南宫濯的手在心脏位置用力按揉,剧痛中说不出话,发出可怕的喘声。小太监小心翼翼支撑着他,把五根手指一根一根掰开,轻柔敏捷地帮他褪掉左边最宽大沉着的衮袖。里面层叠的衣物是一种方便换绷带伤势的特制半边穿法——左心口上缠着厚厚一层白布。
另有宫人捧来了褐色的药汁,小心喂给南宫濯。他咬紧的牙关松开,在漏斗和汤勺的帮助下终于进了几口。同时宫人小心拆开他的绷带,涂抹上旁边预备着的雪白玉盘中研开的粉末膏药。苏照归也认得,是外涂的愈伤生肌良药,宫人也给苏照归用过。
南宫濯身上掩映着的战伤淤痂逐渐露出,许多陈年旧疤虽然愈合,却无法靠药物恢复光洁模样。完全揭开绷带后,麦色皮肤的心口上有一道新愈合不久的指缝细长的肉痂,边缘还泛着新长的粉色。
南宫濯眉头一皱,猛地咬牙咯咯作响,心口处的皮肤猛然又诡异地近乎痉挛般抖动起来,就像被一根看不见的细丝搅动。他便再度攥紧心口,想要止住剧痛,额头冷汗却不住外冒。
“陛下!”这副景象虽不是第一次见,掌事太监每每却还是被骇得面如土色。准备上药的宫人也骇然噤声不敢上前,生怕因惊恐而失仪。南宫濯缓过一点气息后,另一只抓住苏皇后牌位的手始终未松开,忽然把那冰冷铁块的牌位移到心口处贴着,那么用力,就像要按入心腔。
掌事太监见状噗通跪下,周围宫人也纷纷跪了一地。说到底,陛下的伤已经结痂,例行公事的上药并不能真正令那诡异的疼痛波动消失,吸入止痛的熏药也不过叫陛下略缓释几分。

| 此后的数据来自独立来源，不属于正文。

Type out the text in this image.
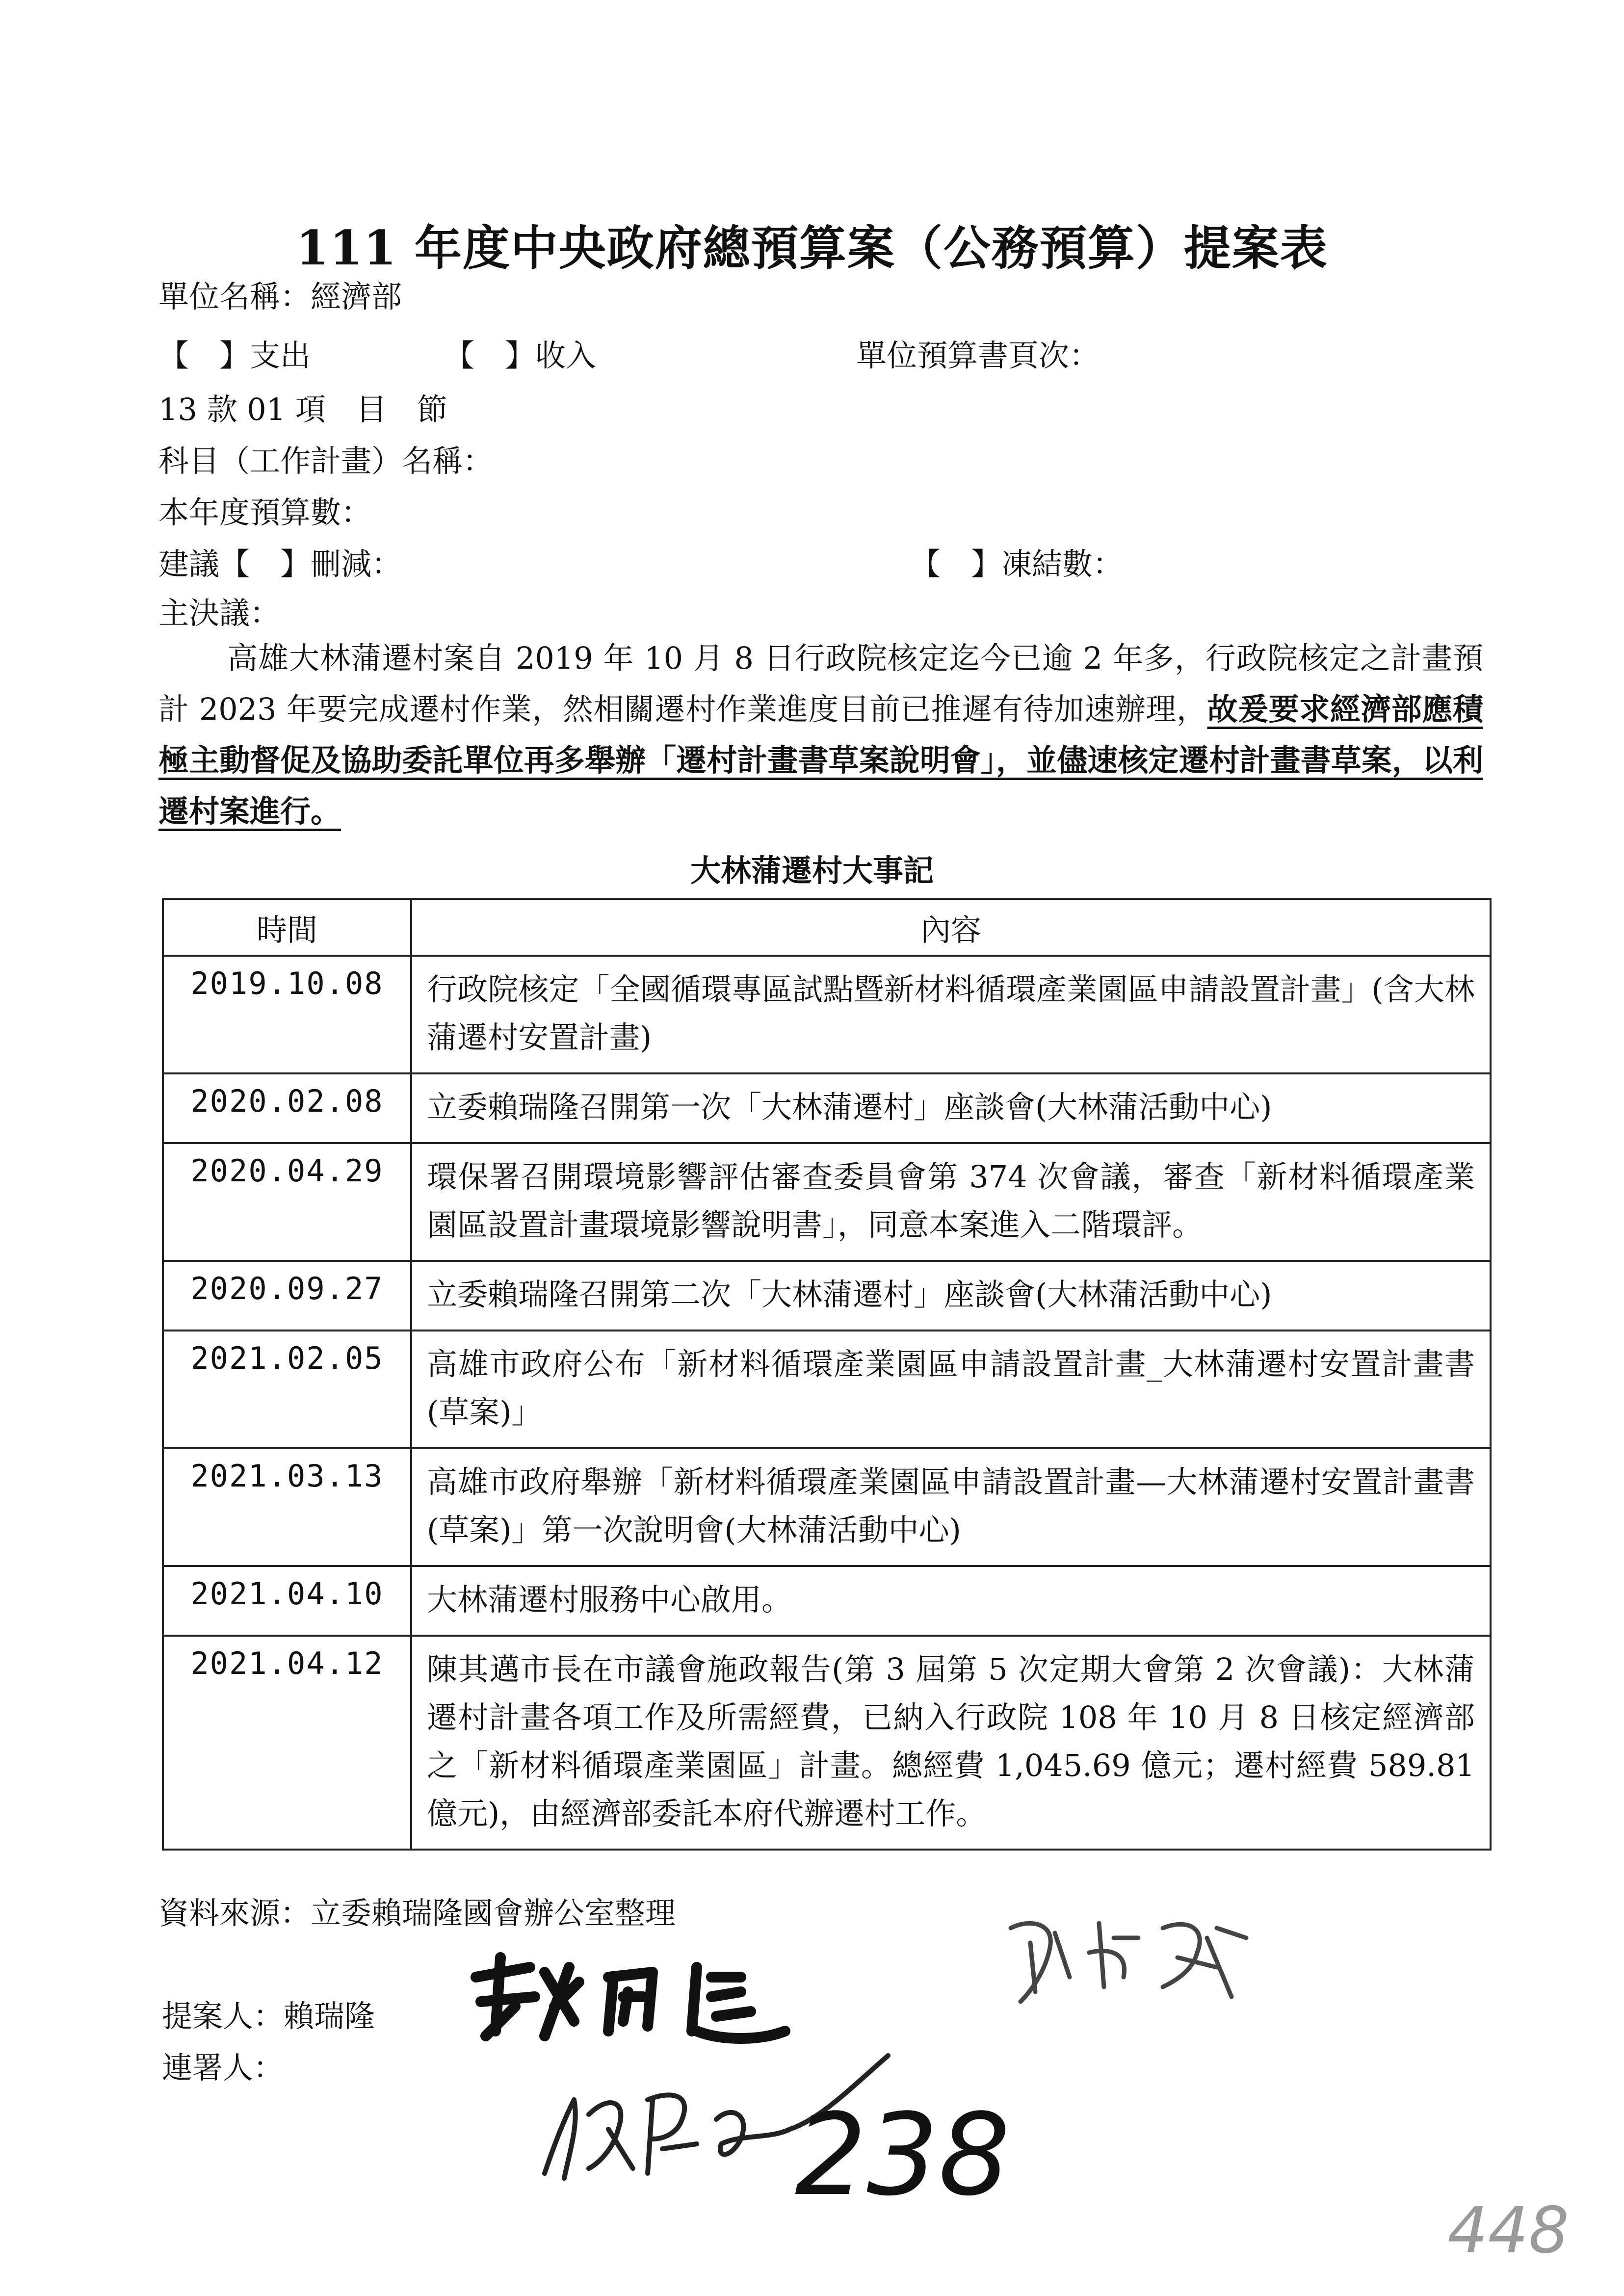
111 年度中央政府總預算案（公務預算）提案表
單位名稱：經濟部
【　】支出	【　】收入	單位預算書頁次：
13 款 01 項　目　節
科目（工作計畫）名稱：
本年度預算數：
建議【　】刪減：	【　】凍結數：
主決議：
高雄大林蒲遷村案自 2019 年 10 月 8 日行政院核定迄今已逾 2 年多，行政院核定之計畫預計 2023 年要完成遷村作業，然相關遷村作業進度目前已推遲有待加速辦理，故爰要求經濟部應積極主動督促及協助委託單位再多舉辦「遷村計畫書草案說明會」，並儘速核定遷村計畫書草案，以利遷村案進行。
大林蒲遷村大事記
時間	內容
2019.10.08	行政院核定「全國循環專區試點暨新材料循環產業園區申請設置計畫」(含大林蒲遷村安置計畫)
2020.02.08	立委賴瑞隆召開第一次「大林蒲遷村」座談會(大林蒲活動中心)
2020.04.29	環保署召開環境影響評估審查委員會第 374 次會議，審查「新材料循環產業園區設置計畫環境影響說明書」，同意本案進入二階環評。
2020.09.27	立委賴瑞隆召開第二次「大林蒲遷村」座談會(大林蒲活動中心)
2021.02.05	高雄市政府公布「新材料循環產業園區申請設置計畫_大林蒲遷村安置計畫書(草案)」
2021.03.13	高雄市政府舉辦「新材料循環產業園區申請設置計畫—大林蒲遷村安置計畫書(草案)」第一次說明會(大林蒲活動中心)
2021.04.10	大林蒲遷村服務中心啟用。
2021.04.12	陳其邁市長在市議會施政報告(第 3 屆第 5 次定期大會第 2 次會議)：大林蒲遷村計畫各項工作及所需經費，已納入行政院 108 年 10 月 8 日核定經濟部之「新材料循環產業園區」計畫。總經費 1,045.69 億元；遷村經費 589.81 億元)，由經濟部委託本府代辦遷村工作。
資料來源：立委賴瑞隆國會辦公室整理
提案人：賴瑞隆
連署人：
238
448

令太医院束手无策的诡异伤口,莫名其妙出现在皇帝心上,皇帝却没有遭到过任何刺杀。天子下令严防死守这个消息不许泄露分毫,也不派人追究。更诡异的是——
掌事太监听到意料之中的低沉笑声,又是头皮一麻。
南宫濯神经质地笑了起来,剧痛让他的笑声中掺杂着近乎呜咽的狠意,更加用力地把牌位按在心口。
这不是南宫濯第一次为此而笑。
伤口刚出现时,奄奄一息的天子不顾贴身近卫们疯狂调度中焦急询问“您见到歹人了么?所有人已经去搜捕了……”也没回答太医们惶恐地请诊“恕老臣直言,本以为穿刺得那么刁钻,必有凶器遗留……但里面实无残留,天子洪福齐天……”也不顾疼痛发作时,掌事太监絮叨的“都怪太医院的废物,明明没有真正治好!!陛下,还是再找能人看看吧?”
南宫濯一个字都没回答。
他只是伸手,碰了碰唇边,弯起嘴角。